Site information
- Type: Royal Air Force station
- Owner: Ministry of Defence
- Operator: Royal Air Force United States Air Force
- Controlled by: RAF Bomber Command Strategic Air Command

Location
- RAF Sturgate Shown within Lincolnshire RAF Sturgate RAF Sturgate (the United Kingdom)
- Coordinates: 53°22′45″N 000°40′59″W﻿ / ﻿53.37917°N 0.68306°W

Site history
- Built: 1944
- In use: 1944-1946 1953-1964
- Battles/wars: European theatre of World War II

Airfield information
- Identifiers: ICAO: EGCS
- Elevation: 16 metres (52 ft) AMSL
Runways
| Direction | Length and surface |
| 00/00 | Asphalt |
| 00/00 | Asphalt |
| 00/00 | Asphalt |

= RAF Sturgate =

Former RAF station in Lincolnshire, England

Royal Air Force Sturgate or more simply RAF Sturgate is a former Royal Air Force station located 10 mi north west of Lincoln, Lincolnshire, England.

==Royal Air Force use==
The airfield was opened in 1944 at Royal Air Force Sturgate. Originally used for blind flying training two operational Lancaster squadrons arrived in June 1945 but both then moved to RAF Waddington in January 1946. The station closed to flying between 1946 and 1953.

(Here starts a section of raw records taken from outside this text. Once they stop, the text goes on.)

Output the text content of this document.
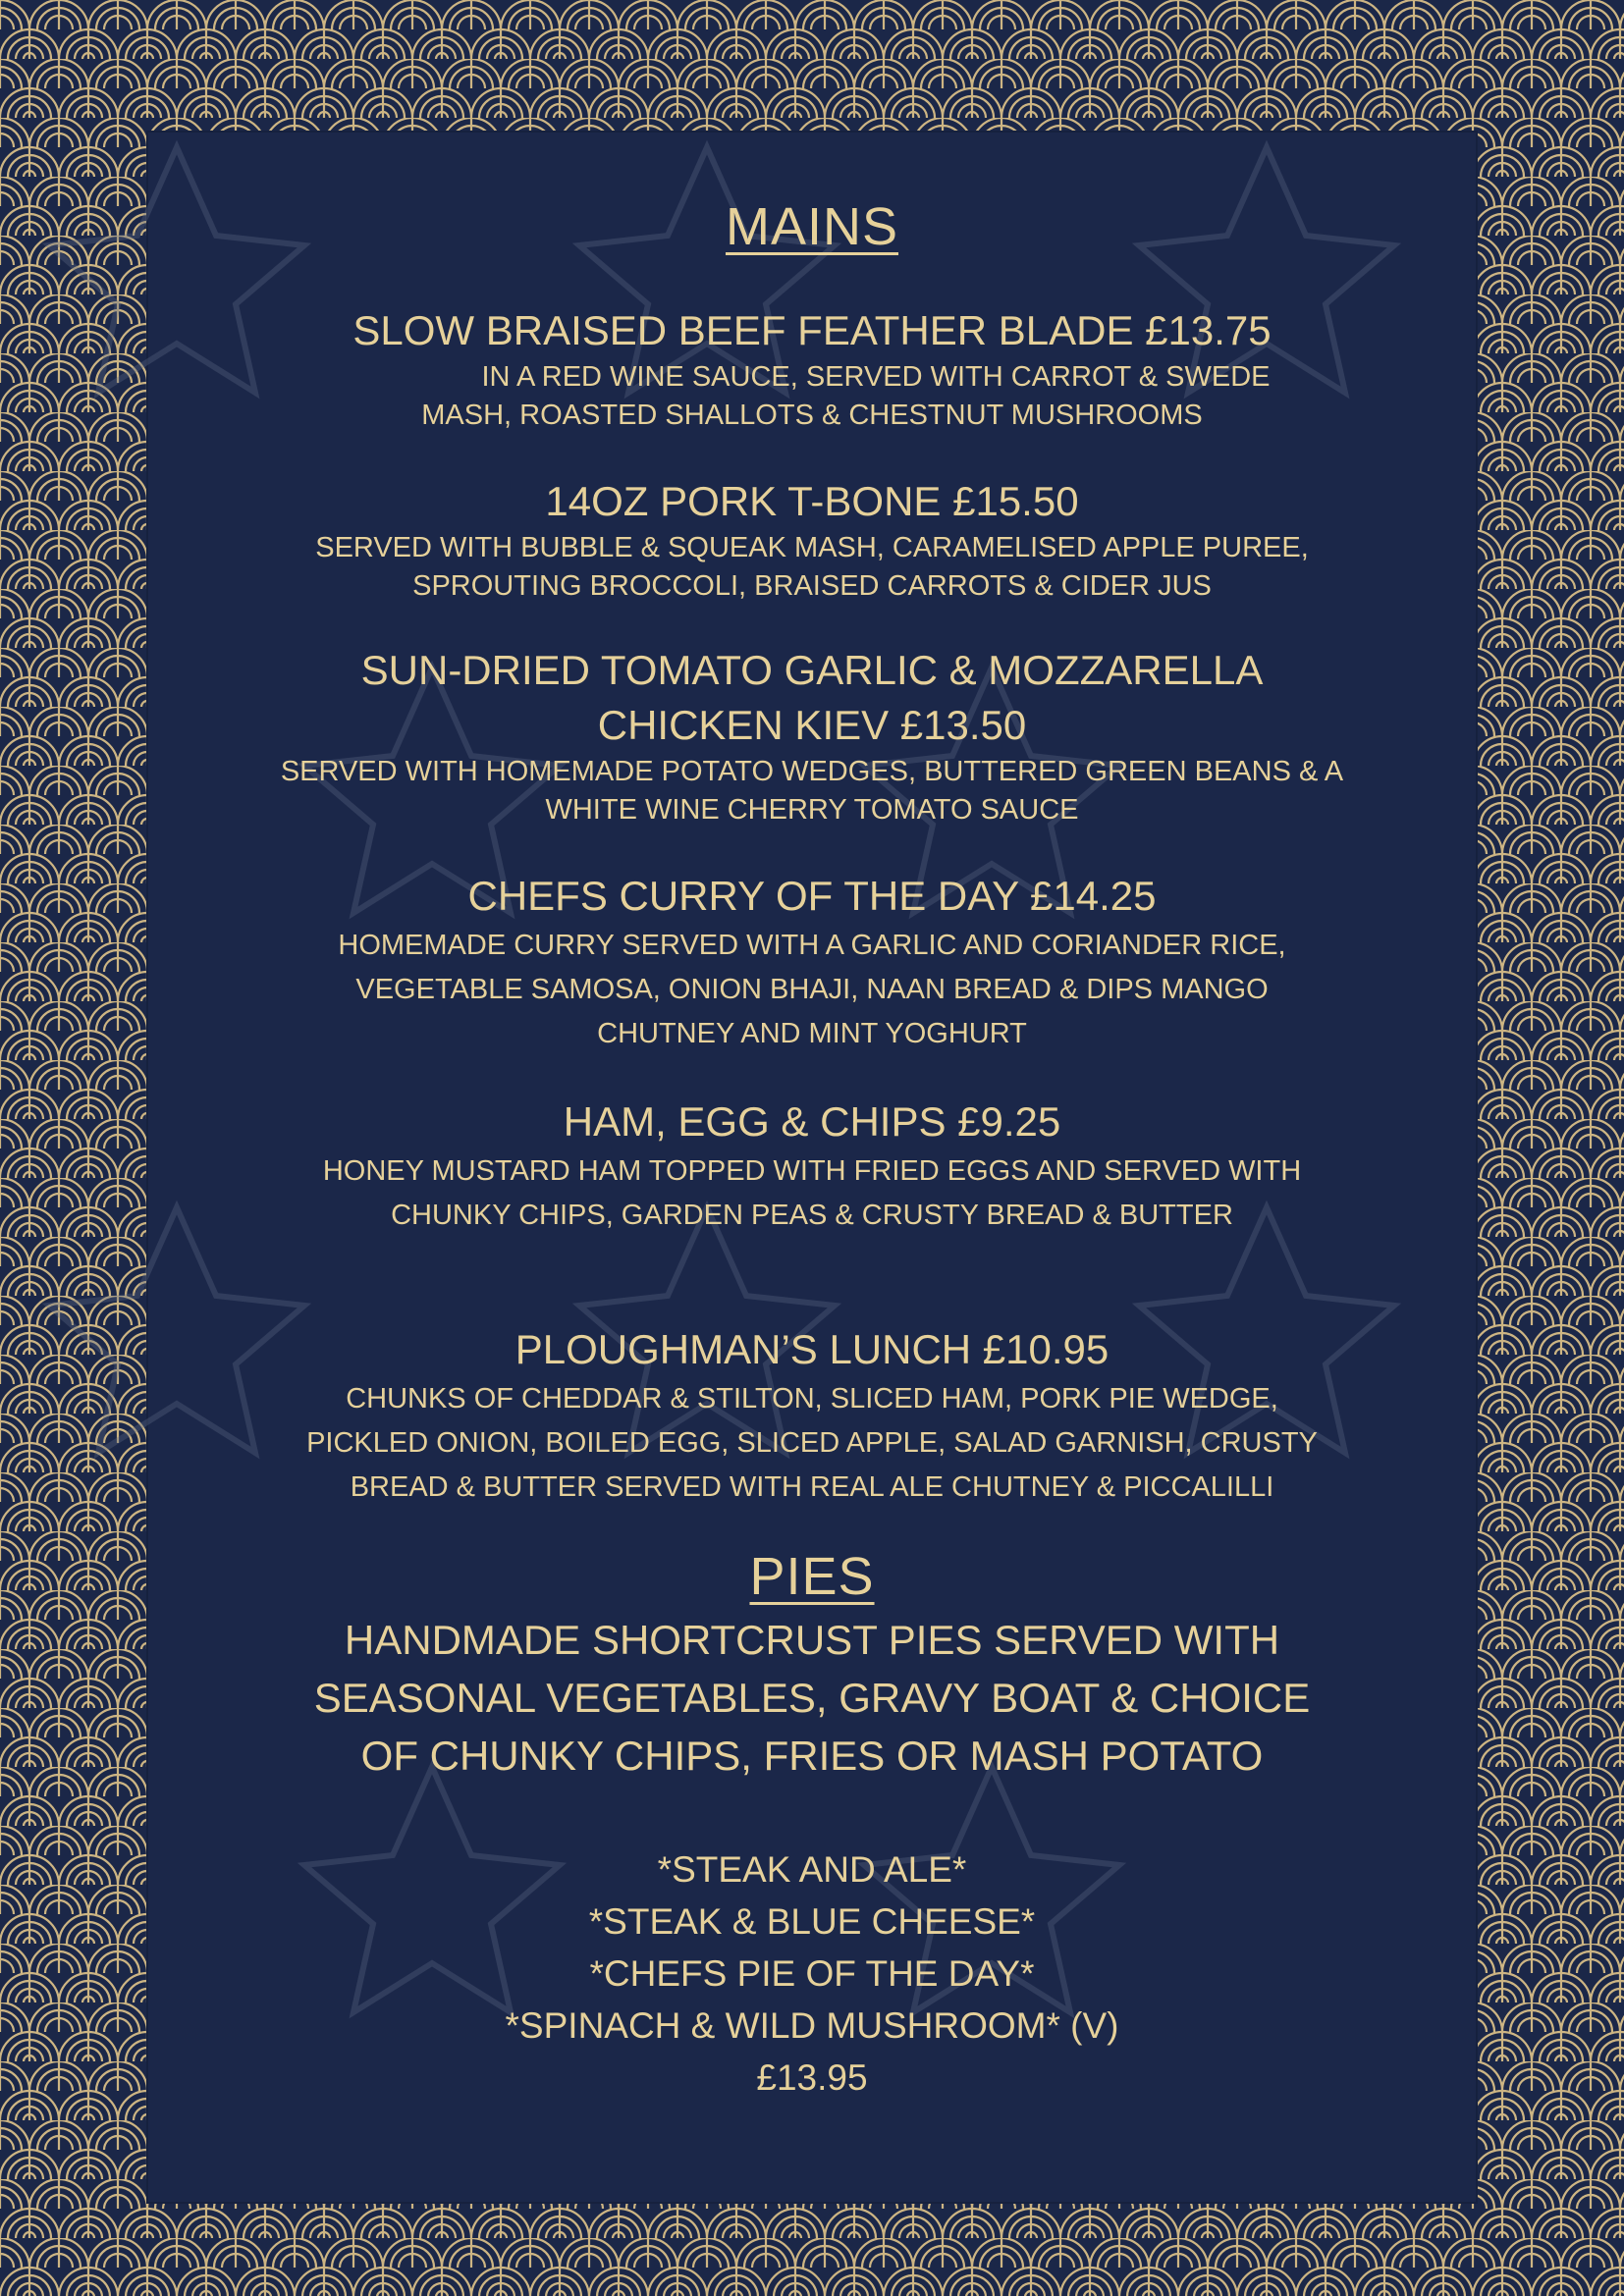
MAINS
SLOW BRAISED BEEF FEATHER BLADE £13.75
IN A RED WINE SAUCE, SERVED WITH CARROT & SWEDE
MASH, ROASTED SHALLOTS & CHESTNUT MUSHROOMS
14OZ PORK T-BONE £15.50
SERVED WITH BUBBLE & SQUEAK MASH, CARAMELISED APPLE PUREE,
SPROUTING BROCCOLI, BRAISED CARROTS & CIDER JUS
SUN-DRIED TOMATO GARLIC & MOZZARELLA
CHICKEN KIEV £13.50
SERVED WITH HOMEMADE POTATO WEDGES, BUTTERED GREEN BEANS & A
WHITE WINE CHERRY TOMATO SAUCE
CHEFS CURRY OF THE DAY £14.25
HOMEMADE CURRY SERVED WITH A GARLIC AND CORIANDER RICE,
VEGETABLE SAMOSA, ONION BHAJI, NAAN BREAD & DIPS MANGO
CHUTNEY AND MINT YOGHURT
HAM, EGG & CHIPS £9.25
HONEY MUSTARD HAM TOPPED WITH FRIED EGGS AND SERVED WITH
CHUNKY CHIPS, GARDEN PEAS & CRUSTY BREAD & BUTTER
PLOUGHMAN’S LUNCH £10.95
CHUNKS OF CHEDDAR & STILTON, SLICED HAM, PORK PIE WEDGE,
PICKLED ONION, BOILED EGG, SLICED APPLE, SALAD GARNISH, CRUSTY
BREAD & BUTTER SERVED WITH REAL ALE CHUTNEY & PICCALILLI
PIES
HANDMADE SHORTCRUST PIES SERVED WITH
SEASONAL VEGETABLES, GRAVY BOAT & CHOICE
OF CHUNKY CHIPS, FRIES OR MASH POTATO
*STEAK AND ALE*
*STEAK & BLUE CHEESE*
*CHEFS PIE OF THE DAY*
*SPINACH & WILD MUSHROOM* (V)
£13.95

===RAF units and aircraft===

| Unit | Dates | Aircraft | Variant | Notes |
|---|---|---|---|---|
| No. 50 Squadron RAF | 1945-1946 | Avro Lancaster | I & III | Four-engined heavy bomber. |
| No. 61 Squadron RAF | 1945-1946 | Avro Lancaster | II | Four-engined heavy bomber. |

==United States Air Force use==
In 1953 the station was allocated for use by the United States Air Force Strategic Air Command and the 508th Strategic Fighter Wing operating the Republic F-84 Thunderjet. It was also used to house SAC bombers on temporary duty (TDY) from the United States. From 1959, it was used for logistical support facilities for 99th Munitions Maintenance Squadron (USAF) located at the PGM-17 Thor missile unit at nearby RAF Hemswell. The airfield was closed in 1964.

==Current use==
A corner of the original airfield is now used as an unlicensed aerodrome for civil use as Sturgate Airfield.